Юнгер отказался предстать перед комиссией по «денацификации» на том основании, что никогда не был нацистом. Однако вся его карьера развивалась таким образом, что закрыла ему доступ в послевоенный литературный истеблишмент Германии. Если идеалом его была «пустыня», то до недавнего времени он был обречен на пребывание там. С 1950 года он живет в живописной холмистой местности, в Верхней Швабии; его дом в Вильфлингене расположен напротив замка баронов фон Штауффенбергов, куда по случайному совпадению был интернирован Пьер Лаваль после побега из Франции в 1944-м. (Зигмаринген, резиденция маршала Петена и место действия «D’un Château à l’autre», лежит всего в нескольких милях).

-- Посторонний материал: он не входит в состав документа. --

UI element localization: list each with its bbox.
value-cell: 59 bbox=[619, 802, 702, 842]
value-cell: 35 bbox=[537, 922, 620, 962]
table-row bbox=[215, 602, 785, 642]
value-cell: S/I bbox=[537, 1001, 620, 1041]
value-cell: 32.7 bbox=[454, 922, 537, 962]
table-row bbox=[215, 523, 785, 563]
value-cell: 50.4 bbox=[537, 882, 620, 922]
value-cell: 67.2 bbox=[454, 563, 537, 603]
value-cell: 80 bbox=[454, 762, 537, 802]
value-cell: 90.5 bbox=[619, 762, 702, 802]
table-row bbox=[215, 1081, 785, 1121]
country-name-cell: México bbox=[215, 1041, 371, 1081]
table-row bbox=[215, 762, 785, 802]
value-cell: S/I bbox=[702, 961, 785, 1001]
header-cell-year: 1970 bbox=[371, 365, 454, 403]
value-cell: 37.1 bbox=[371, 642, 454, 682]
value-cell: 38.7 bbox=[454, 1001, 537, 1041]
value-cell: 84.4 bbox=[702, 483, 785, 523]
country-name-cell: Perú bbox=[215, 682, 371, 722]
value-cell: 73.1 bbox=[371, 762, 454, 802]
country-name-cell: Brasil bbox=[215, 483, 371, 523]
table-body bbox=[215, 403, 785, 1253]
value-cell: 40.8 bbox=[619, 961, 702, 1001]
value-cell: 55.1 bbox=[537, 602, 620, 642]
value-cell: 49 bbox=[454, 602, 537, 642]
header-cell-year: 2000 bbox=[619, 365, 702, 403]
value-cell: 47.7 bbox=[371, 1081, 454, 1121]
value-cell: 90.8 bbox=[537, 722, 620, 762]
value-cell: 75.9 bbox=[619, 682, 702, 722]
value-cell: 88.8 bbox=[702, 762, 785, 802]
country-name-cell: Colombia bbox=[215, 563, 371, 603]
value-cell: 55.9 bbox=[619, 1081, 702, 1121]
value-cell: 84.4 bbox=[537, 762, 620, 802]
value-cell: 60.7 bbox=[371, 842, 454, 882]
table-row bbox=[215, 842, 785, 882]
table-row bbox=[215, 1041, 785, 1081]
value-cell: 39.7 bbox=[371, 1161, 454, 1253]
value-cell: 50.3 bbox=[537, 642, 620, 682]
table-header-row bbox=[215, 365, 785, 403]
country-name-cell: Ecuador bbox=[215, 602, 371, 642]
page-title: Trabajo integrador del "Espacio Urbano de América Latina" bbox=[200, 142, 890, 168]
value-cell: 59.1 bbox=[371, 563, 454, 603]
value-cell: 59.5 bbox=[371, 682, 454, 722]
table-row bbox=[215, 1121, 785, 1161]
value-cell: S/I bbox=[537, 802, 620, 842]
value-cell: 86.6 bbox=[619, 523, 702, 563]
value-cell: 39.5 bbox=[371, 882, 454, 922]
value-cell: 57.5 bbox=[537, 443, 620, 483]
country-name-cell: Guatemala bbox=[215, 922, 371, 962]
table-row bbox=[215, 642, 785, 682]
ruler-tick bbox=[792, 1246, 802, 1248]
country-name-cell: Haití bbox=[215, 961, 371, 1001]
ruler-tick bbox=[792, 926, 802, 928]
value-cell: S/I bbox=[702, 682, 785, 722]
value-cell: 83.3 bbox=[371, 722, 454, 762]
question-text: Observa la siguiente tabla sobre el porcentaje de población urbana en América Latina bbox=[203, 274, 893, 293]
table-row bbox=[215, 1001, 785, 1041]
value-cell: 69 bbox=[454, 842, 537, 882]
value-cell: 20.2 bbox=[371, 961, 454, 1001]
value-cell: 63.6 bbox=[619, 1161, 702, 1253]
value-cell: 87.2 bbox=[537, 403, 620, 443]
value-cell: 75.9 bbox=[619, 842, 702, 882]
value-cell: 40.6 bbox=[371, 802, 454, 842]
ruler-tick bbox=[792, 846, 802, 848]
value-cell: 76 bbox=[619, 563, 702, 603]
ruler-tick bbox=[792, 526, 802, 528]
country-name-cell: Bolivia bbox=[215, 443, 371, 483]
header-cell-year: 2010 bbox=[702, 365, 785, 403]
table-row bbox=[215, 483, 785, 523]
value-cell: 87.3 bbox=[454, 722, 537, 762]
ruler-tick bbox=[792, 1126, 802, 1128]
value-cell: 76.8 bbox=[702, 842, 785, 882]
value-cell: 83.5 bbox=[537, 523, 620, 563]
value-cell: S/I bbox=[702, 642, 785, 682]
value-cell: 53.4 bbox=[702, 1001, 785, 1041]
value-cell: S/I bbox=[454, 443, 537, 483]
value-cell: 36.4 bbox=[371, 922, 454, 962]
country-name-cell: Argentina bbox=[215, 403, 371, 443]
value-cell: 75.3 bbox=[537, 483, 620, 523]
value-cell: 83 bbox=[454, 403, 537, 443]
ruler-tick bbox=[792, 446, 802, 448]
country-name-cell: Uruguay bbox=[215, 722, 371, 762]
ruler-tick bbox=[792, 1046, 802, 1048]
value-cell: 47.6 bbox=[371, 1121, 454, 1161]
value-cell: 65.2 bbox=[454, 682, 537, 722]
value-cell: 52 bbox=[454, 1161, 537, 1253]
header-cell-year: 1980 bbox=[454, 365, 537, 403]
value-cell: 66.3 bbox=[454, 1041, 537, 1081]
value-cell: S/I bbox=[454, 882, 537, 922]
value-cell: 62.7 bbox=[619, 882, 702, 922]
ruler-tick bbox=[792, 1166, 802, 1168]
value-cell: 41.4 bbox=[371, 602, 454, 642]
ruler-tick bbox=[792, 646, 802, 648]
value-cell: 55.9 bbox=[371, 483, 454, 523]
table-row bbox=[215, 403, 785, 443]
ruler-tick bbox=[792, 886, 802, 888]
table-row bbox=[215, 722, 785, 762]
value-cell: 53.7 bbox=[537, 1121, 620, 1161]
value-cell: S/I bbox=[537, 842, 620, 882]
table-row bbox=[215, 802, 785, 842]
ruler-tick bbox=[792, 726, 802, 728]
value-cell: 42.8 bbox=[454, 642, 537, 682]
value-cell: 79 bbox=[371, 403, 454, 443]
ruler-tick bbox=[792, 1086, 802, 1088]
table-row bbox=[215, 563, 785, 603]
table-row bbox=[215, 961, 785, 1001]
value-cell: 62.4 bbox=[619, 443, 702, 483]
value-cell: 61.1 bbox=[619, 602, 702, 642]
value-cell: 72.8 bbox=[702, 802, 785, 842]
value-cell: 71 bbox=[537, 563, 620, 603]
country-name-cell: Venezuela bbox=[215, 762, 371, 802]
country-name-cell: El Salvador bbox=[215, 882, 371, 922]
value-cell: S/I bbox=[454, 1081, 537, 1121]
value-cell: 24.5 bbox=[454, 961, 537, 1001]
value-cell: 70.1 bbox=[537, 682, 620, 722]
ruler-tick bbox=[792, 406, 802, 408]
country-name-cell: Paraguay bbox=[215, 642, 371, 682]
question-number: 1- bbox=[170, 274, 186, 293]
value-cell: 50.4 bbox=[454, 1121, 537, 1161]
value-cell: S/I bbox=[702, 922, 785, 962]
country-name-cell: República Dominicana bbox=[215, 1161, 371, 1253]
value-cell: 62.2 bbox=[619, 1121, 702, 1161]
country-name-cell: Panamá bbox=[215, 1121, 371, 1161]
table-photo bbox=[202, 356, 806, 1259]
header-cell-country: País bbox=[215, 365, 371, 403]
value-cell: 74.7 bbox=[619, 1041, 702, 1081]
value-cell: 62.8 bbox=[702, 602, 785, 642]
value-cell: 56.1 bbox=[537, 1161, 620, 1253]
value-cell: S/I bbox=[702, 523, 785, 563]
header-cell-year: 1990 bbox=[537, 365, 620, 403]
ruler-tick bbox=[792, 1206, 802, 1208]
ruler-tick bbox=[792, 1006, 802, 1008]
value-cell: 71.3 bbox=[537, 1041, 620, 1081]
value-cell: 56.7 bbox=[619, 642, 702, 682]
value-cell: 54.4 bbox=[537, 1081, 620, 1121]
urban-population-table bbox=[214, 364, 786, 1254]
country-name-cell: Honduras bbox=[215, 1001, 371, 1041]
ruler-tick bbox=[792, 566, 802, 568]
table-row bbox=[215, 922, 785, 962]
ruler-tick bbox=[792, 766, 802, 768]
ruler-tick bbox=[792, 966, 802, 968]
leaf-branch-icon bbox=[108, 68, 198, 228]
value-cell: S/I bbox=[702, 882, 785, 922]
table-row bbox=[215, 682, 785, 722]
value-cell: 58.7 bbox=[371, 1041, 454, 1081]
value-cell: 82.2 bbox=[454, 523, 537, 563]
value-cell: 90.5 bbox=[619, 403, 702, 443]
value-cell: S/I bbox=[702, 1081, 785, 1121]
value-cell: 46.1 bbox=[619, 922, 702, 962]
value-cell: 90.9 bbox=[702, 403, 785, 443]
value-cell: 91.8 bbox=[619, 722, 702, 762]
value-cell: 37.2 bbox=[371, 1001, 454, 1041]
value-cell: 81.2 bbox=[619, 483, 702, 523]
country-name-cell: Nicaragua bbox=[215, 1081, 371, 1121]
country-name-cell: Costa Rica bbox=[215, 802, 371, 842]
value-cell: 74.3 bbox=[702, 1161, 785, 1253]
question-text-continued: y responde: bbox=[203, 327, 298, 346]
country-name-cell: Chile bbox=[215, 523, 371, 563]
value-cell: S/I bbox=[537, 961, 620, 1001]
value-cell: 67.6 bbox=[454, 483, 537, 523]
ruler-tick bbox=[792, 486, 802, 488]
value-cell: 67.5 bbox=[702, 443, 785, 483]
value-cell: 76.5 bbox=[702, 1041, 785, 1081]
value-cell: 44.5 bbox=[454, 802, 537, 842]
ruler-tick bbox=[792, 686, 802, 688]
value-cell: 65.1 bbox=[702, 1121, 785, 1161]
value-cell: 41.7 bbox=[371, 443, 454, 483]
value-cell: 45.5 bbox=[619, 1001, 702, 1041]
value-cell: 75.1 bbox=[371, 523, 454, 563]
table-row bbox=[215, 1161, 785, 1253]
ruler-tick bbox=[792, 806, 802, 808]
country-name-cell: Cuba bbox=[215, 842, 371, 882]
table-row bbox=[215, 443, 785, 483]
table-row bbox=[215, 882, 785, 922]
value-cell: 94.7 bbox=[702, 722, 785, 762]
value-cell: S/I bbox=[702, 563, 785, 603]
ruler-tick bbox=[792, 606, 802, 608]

Мой собственный визит к Юнгеру пять лет назад оставил странные впечатления. В восемьдесят лет у него были белые, как снег, волосы и при этом подпрыгивающая походка очень подвижного школьника. Смех у него был негромкий, фыркающий. Стоило вниманию переключиться с его персоны на что-либо еще, он, как правило, отвлекался. Незадолго до того он выпустил книгу, где описывал свои эксперименты с наркотиками, от первого вдоха эфира до лизергиновой кислоты, и вот-вот собирался издать огромный роман, озаглавленный «Eumeswil». Первый этаж дома был обставлен в стиле бидермайер, там были тюлевые занавески и фаянсовые печурки, а обитала там его вторая жена, профессиональный архивист, специалист по текстологии Гёте. Собственные апартаменты Юнгера наверху жесткими поверхностями напоминали солдатский бункер, на лестнице стояли шкафчики с жуками, повсюду вокруг лежали памятные сувениры: кости ископаемых, раковины, шлемы с обеих войн, скелеты животных, коллекция песочных часов. (В 1954 году он написал «Трактат о песочных часах» – философское размышление о ходе времени.)
Если я надеялся услышать новые воспоминания об оккупированном Париже, то меня постигло разочарование. В ответ на вопросы он всего лишь зачитывал отрывок из дневника, хотя иногда бросался к шкафу с бумагами и возвращался с каким-нибудь pièce just ifi cative. Одним из них было письмо от его друга Анри де Монтерлана, где цитировалось замечание Толстого: «Встречаться с великим писателем нет смысла, потому что он воплощен в своих книгах». Поскольку Монтерлан меня интересовал, я сумел еще немного разговорить Юнгера, и он снова вернулся от шкафа с бумагами, на сей раз размахивая листом-ксерокопией, покрытым немалым количеством пятен, на котором стояло:
Le suicide fait partie du capitale
de l’humanité,
Ernst Jünger
8 juin 1972 [215] .
Этот афоризм Юнгера относится к тридцатым годам; существует история о том, как Альфред Розенберг однажды сказал: «Жаль, что герр Юнгер никак не воспользуется своим капиталом». Сцена же, которую следует представить себе, такова.
Умирающий от рака Монтерлан сидит в своей квартире на набережной Вольтера, окруженный коллекцией греческого и римского мрамора. На столе у него бутылка шампанского, револьвер, перо и лист бумаги. Он пишет: «Le suicide fait partie…» Бах!
Эти пятна оказались скопированными брызгами крови.